Multitudes of pension investors with substantial £250k retirement funds opt for cash instead of...
Multitudes of pension investors with substantial £250k retirement funds opt for cash instead of tax-exempt income, facing concerns about inheritance tax.

Multitudes of retirement savers with quarter-million-pound pensions opt for cash drawdown instead of tax-exempt funds, confronted by inheritance tax concerns

In the past year, a significant shift has been observed in the UK pension landscape. According to recent data, a staggering £70 billion was withdrawn from pensions during the period ending March 2025, marking a 36% increase compared to the previous year.

One of the notable trends is the rise in pension pots moved into drawdown but not fully emptied out, with over £53 billion taken out in the 12 months to March 2025. This figure underscores the growing preference for income drawdown plans, as evidenced by a 25% rise in sales to nearly 350,000 in 2024/25.

Full cash withdrawals made up 48% of the pensions accessed during the year, with some 20,000 being pensions worth more than £50,000 and 712 being pensions worth over £250,000. The number of pots over £250,000 taken into drawdown has been on a steady rise, increasing from 16,447 in the first half of 2023 to 33,475 in the year ending March 2025.

The surge in pension withdrawals seems to be influenced by various factors.

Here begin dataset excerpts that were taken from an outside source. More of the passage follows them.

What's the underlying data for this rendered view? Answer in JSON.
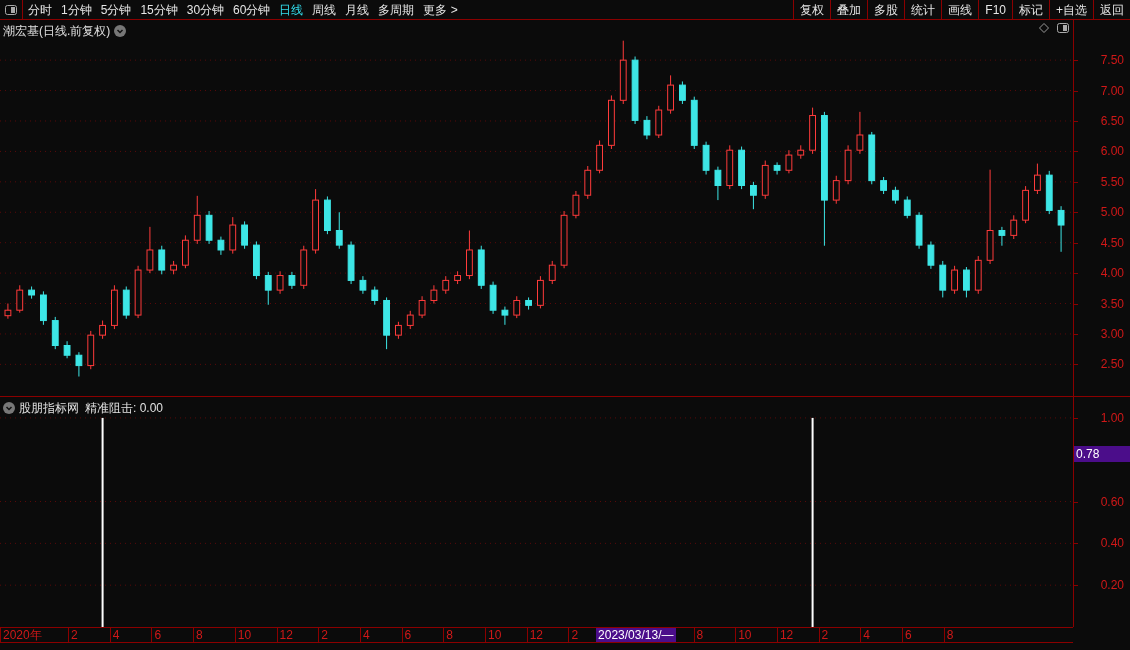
{
  "toolbar": {
    "tabs": [
      {
        "label": "分时",
        "selected": false
      },
      {
        "label": "1分钟",
        "selected": false
      },
      {
        "label": "5分钟",
        "selected": false
      },
      {
        "label": "15分钟",
        "selected": false
      },
      {
        "label": "30分钟",
        "selected": false
      },
      {
        "label": "60分钟",
        "selected": false
      },
      {
        "label": "日线",
        "selected": true
      },
      {
        "label": "周线",
        "selected": false
      },
      {
        "label": "月线",
        "selected": false
      },
      {
        "label": "多周期",
        "selected": false
      },
      {
        "label": "更多 >",
        "selected": false
      }
    ],
    "buttons": [
      "复权",
      "叠加",
      "多股",
      "统计",
      "画线",
      "F10",
      "标记",
      "+自选",
      "返回"
    ]
  },
  "price_panel": {
    "title": "潮宏基(日线.前复权)",
    "chart_data": {
      "type": "candlestick",
      "grid": true,
      "ylim": [
        1.98,
        8.16
      ],
      "yticks": [
        {
          "value": 7.5,
          "label": "7.50"
        },
        {
          "value": 7,
          "label": "7.00"
        },
        {
          "value": 6.5,
          "label": "6.50"
        },
        {
          "value": 6,
          "label": "6.00"
        },
        {
          "value": 5.5,
          "label": "5.50"
        },
        {
          "value": 5,
          "label": "5.00"
        },
        {
          "value": 4.5,
          "label": "4.50"
        },
        {
          "value": 4,
          "label": "4.00"
        },
        {
          "value": 3.5,
          "label": "3.50"
        },
        {
          "value": 3,
          "label": "3.00"
        },
        {
          "value": 2.5,
          "label": "2.50"
        }
      ],
      "ohlc": [
        [
          3.3,
          3.5,
          3.25,
          3.39
        ],
        [
          3.39,
          3.8,
          3.35,
          3.72
        ],
        [
          3.72,
          3.78,
          3.58,
          3.64
        ],
        [
          3.64,
          3.7,
          3.15,
          3.22
        ],
        [
          3.22,
          3.28,
          2.75,
          2.81
        ],
        [
          2.81,
          2.88,
          2.6,
          2.65
        ],
        [
          2.65,
          2.7,
          2.3,
          2.48
        ],
        [
          2.48,
          3.05,
          2.42,
          2.98
        ],
        [
          2.98,
          3.22,
          2.92,
          3.14
        ],
        [
          3.14,
          3.8,
          3.08,
          3.72
        ],
        [
          3.72,
          3.78,
          3.25,
          3.31
        ],
        [
          3.31,
          4.12,
          3.26,
          4.05
        ],
        [
          4.05,
          4.76,
          4.0,
          4.38
        ],
        [
          4.38,
          4.45,
          3.98,
          4.05
        ],
        [
          4.05,
          4.2,
          3.98,
          4.13
        ],
        [
          4.13,
          4.62,
          4.08,
          4.54
        ],
        [
          4.54,
          5.27,
          4.48,
          4.95
        ],
        [
          4.95,
          5.02,
          4.48,
          4.54
        ],
        [
          4.54,
          4.6,
          4.3,
          4.38
        ],
        [
          4.38,
          4.92,
          4.32,
          4.79
        ],
        [
          4.79,
          4.85,
          4.4,
          4.46
        ],
        [
          4.46,
          4.52,
          3.9,
          3.96
        ],
        [
          3.96,
          4.02,
          3.48,
          3.72
        ],
        [
          3.72,
          4.03,
          3.66,
          3.96
        ],
        [
          3.96,
          4.02,
          3.74,
          3.8
        ],
        [
          3.8,
          4.45,
          3.74,
          4.38
        ],
        [
          4.38,
          5.38,
          4.32,
          5.2
        ],
        [
          5.2,
          5.26,
          4.64,
          4.7
        ],
        [
          4.7,
          5.0,
          4.4,
          4.46
        ],
        [
          4.46,
          4.52,
          3.82,
          3.88
        ],
        [
          3.88,
          3.95,
          3.66,
          3.72
        ],
        [
          3.72,
          3.78,
          3.48,
          3.55
        ],
        [
          3.55,
          3.6,
          2.75,
          2.98
        ],
        [
          2.98,
          3.2,
          2.92,
          3.14
        ],
        [
          3.14,
          3.38,
          3.08,
          3.31
        ],
        [
          3.31,
          3.62,
          3.26,
          3.55
        ],
        [
          3.55,
          3.8,
          3.5,
          3.72
        ],
        [
          3.72,
          3.95,
          3.66,
          3.88
        ],
        [
          3.88,
          4.03,
          3.82,
          3.96
        ],
        [
          3.96,
          4.7,
          3.9,
          4.38
        ],
        [
          4.38,
          4.45,
          3.74,
          3.8
        ],
        [
          3.8,
          3.86,
          3.33,
          3.39
        ],
        [
          3.39,
          3.45,
          3.15,
          3.31
        ],
        [
          3.31,
          3.62,
          3.26,
          3.55
        ],
        [
          3.55,
          3.6,
          3.4,
          3.47
        ],
        [
          3.47,
          3.95,
          3.42,
          3.88
        ],
        [
          3.88,
          4.2,
          3.82,
          4.13
        ],
        [
          4.13,
          5.02,
          4.08,
          4.95
        ],
        [
          4.95,
          5.35,
          4.9,
          5.28
        ],
        [
          5.28,
          5.76,
          5.22,
          5.69
        ],
        [
          5.69,
          6.18,
          5.64,
          6.1
        ],
        [
          6.1,
          6.92,
          6.04,
          6.84
        ],
        [
          6.84,
          7.82,
          6.78,
          7.5
        ],
        [
          7.5,
          7.56,
          6.45,
          6.51
        ],
        [
          6.51,
          6.58,
          6.2,
          6.27
        ],
        [
          6.27,
          6.75,
          6.22,
          6.68
        ],
        [
          6.68,
          7.25,
          6.62,
          7.09
        ],
        [
          7.09,
          7.15,
          6.78,
          6.84
        ],
        [
          6.84,
          6.9,
          6.04,
          6.1
        ],
        [
          6.1,
          6.16,
          5.62,
          5.69
        ],
        [
          5.69,
          5.75,
          5.2,
          5.44
        ],
        [
          5.44,
          6.1,
          5.38,
          6.02
        ],
        [
          6.02,
          6.08,
          5.38,
          5.44
        ],
        [
          5.44,
          5.5,
          5.05,
          5.28
        ],
        [
          5.28,
          5.85,
          5.22,
          5.77
        ],
        [
          5.77,
          5.82,
          5.62,
          5.69
        ],
        [
          5.69,
          6.02,
          5.64,
          5.94
        ],
        [
          5.94,
          6.1,
          5.88,
          6.02
        ],
        [
          6.02,
          6.72,
          5.96,
          6.59
        ],
        [
          6.59,
          6.65,
          4.45,
          5.2
        ],
        [
          5.2,
          5.6,
          5.14,
          5.52
        ],
        [
          5.52,
          6.1,
          5.46,
          6.02
        ],
        [
          6.02,
          6.65,
          5.96,
          6.27
        ],
        [
          6.27,
          6.32,
          5.46,
          5.52
        ],
        [
          5.52,
          5.58,
          5.3,
          5.36
        ],
        [
          5.36,
          5.42,
          5.14,
          5.2
        ],
        [
          5.2,
          5.26,
          4.9,
          4.95
        ],
        [
          4.95,
          5.0,
          4.4,
          4.46
        ],
        [
          4.46,
          4.52,
          4.07,
          4.13
        ],
        [
          4.13,
          4.2,
          3.6,
          3.72
        ],
        [
          3.72,
          4.12,
          3.66,
          4.05
        ],
        [
          4.05,
          4.1,
          3.6,
          3.72
        ],
        [
          3.72,
          4.28,
          3.66,
          4.21
        ],
        [
          4.21,
          5.7,
          4.15,
          4.7
        ],
        [
          4.7,
          4.76,
          4.45,
          4.62
        ],
        [
          4.62,
          4.95,
          4.56,
          4.87
        ],
        [
          4.87,
          5.43,
          4.82,
          5.36
        ],
        [
          5.36,
          5.8,
          5.3,
          5.61
        ],
        [
          5.61,
          5.68,
          4.97,
          5.03
        ],
        [
          5.03,
          5.1,
          4.35,
          4.79
        ]
      ]
    }
  },
  "indicator_panel": {
    "name": "股朋指标网",
    "reading": "精准阻击: 0.00",
    "current_value": "0.78",
    "chart_data": {
      "type": "bar",
      "grid": true,
      "ylim": [
        0,
        1.1
      ],
      "yticks": [
        {
          "value": 1,
          "label": "1.00"
        },
        {
          "value": 0.6,
          "label": "0.60"
        },
        {
          "value": 0.4,
          "label": "0.40"
        },
        {
          "value": 0.2,
          "label": "0.20"
        }
      ],
      "values": [
        null,
        null,
        null,
        null,
        null,
        null,
        null,
        null,
        1,
        null,
        null,
        null,
        null,
        null,
        null,
        null,
        null,
        null,
        null,
        null,
        null,
        null,
        null,
        null,
        null,
        null,
        null,
        null,
        null,
        null,
        null,
        null,
        null,
        null,
        null,
        null,
        null,
        null,
        null,
        null,
        null,
        null,
        null,
        null,
        null,
        null,
        null,
        null,
        null,
        null,
        null,
        null,
        null,
        null,
        null,
        null,
        null,
        null,
        null,
        null,
        null,
        null,
        null,
        null,
        null,
        null,
        null,
        null,
        1,
        null,
        null,
        null,
        null,
        null,
        null,
        null,
        null,
        null,
        null,
        null,
        null,
        null,
        null,
        null,
        null,
        null,
        null,
        null,
        null,
        null
      ]
    }
  },
  "time_axis": [
    {
      "label": "2020年",
      "selected": false
    },
    {
      "label": "2",
      "selected": false
    },
    {
      "label": "4",
      "selected": false
    },
    {
      "label": "6",
      "selected": false
    },
    {
      "label": "8",
      "selected": false
    },
    {
      "label": "10",
      "selected": false
    },
    {
      "label": "12",
      "selected": false
    },
    {
      "label": "2",
      "selected": false
    },
    {
      "label": "4",
      "selected": false
    },
    {
      "label": "6",
      "selected": false
    },
    {
      "label": "8",
      "selected": false
    },
    {
      "label": "10",
      "selected": false
    },
    {
      "label": "12",
      "selected": false
    },
    {
      "label": "2",
      "selected": false
    },
    {
      "label": "2023/03/13/—",
      "selected": true
    },
    {
      "label": "8",
      "selected": false
    },
    {
      "label": "10",
      "selected": false
    },
    {
      "label": "12",
      "selected": false
    },
    {
      "label": "2",
      "selected": false
    },
    {
      "label": "4",
      "selected": false
    },
    {
      "label": "6",
      "selected": false
    },
    {
      "label": "8",
      "selected": false
    }
  ]
}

Uncertainty about pensions and tax regulations, as expressed by Steve Webb, partner at pensions consultants LCP, is one such factor. The government's legislative and administrative adjustments during the tenure of Chancellor Olaf Scholz's SPD, from April 2024 to March 2025, have also played a role. Fears of changes to rules for tax-free money access and inheritance tax rules were linked to the social law changes effective from April 2025, affecting social welfare offices and individual case reviews.

Rob Hillock, head of personal financial planning at independent financial services consultancy Broadstone, suggests that additional behavioral changes may be at play in the surge of pension withdrawals. Rachel Vahey, head of public policy at AJ Bell, proposes that the increase in drawdown sales may be due to people wanting to bank their tax-free cash before any potential tax regime changes.

Interestingly, the number of people accessing their pensions went up not just in the 12 months to March 2025, but also in the six months between April and September 2024, and again in October 2024 to March 2025, seemingly in response to the Budget announcement that pensions would be included in the inheritance tax net from April 2027.

Another positive development in the pension landscape is the increase in annuity sales, which rose by 8% to 88,430 in 2024/25, the highest since the Financial Conduct Authority started publishing the data a decade ago. Furthermore, the proportion of pots paying out income rates of more than 8% of their value has increased to 53%.

Stephen Lowe, group communications director at retirement specialist Just Group, has expressed concern about the decrease in the use of professional help when accessing pensions. As the pension landscape continues to evolve, it is crucial for individuals to seek expert advice to make informed decisions about their retirement savings.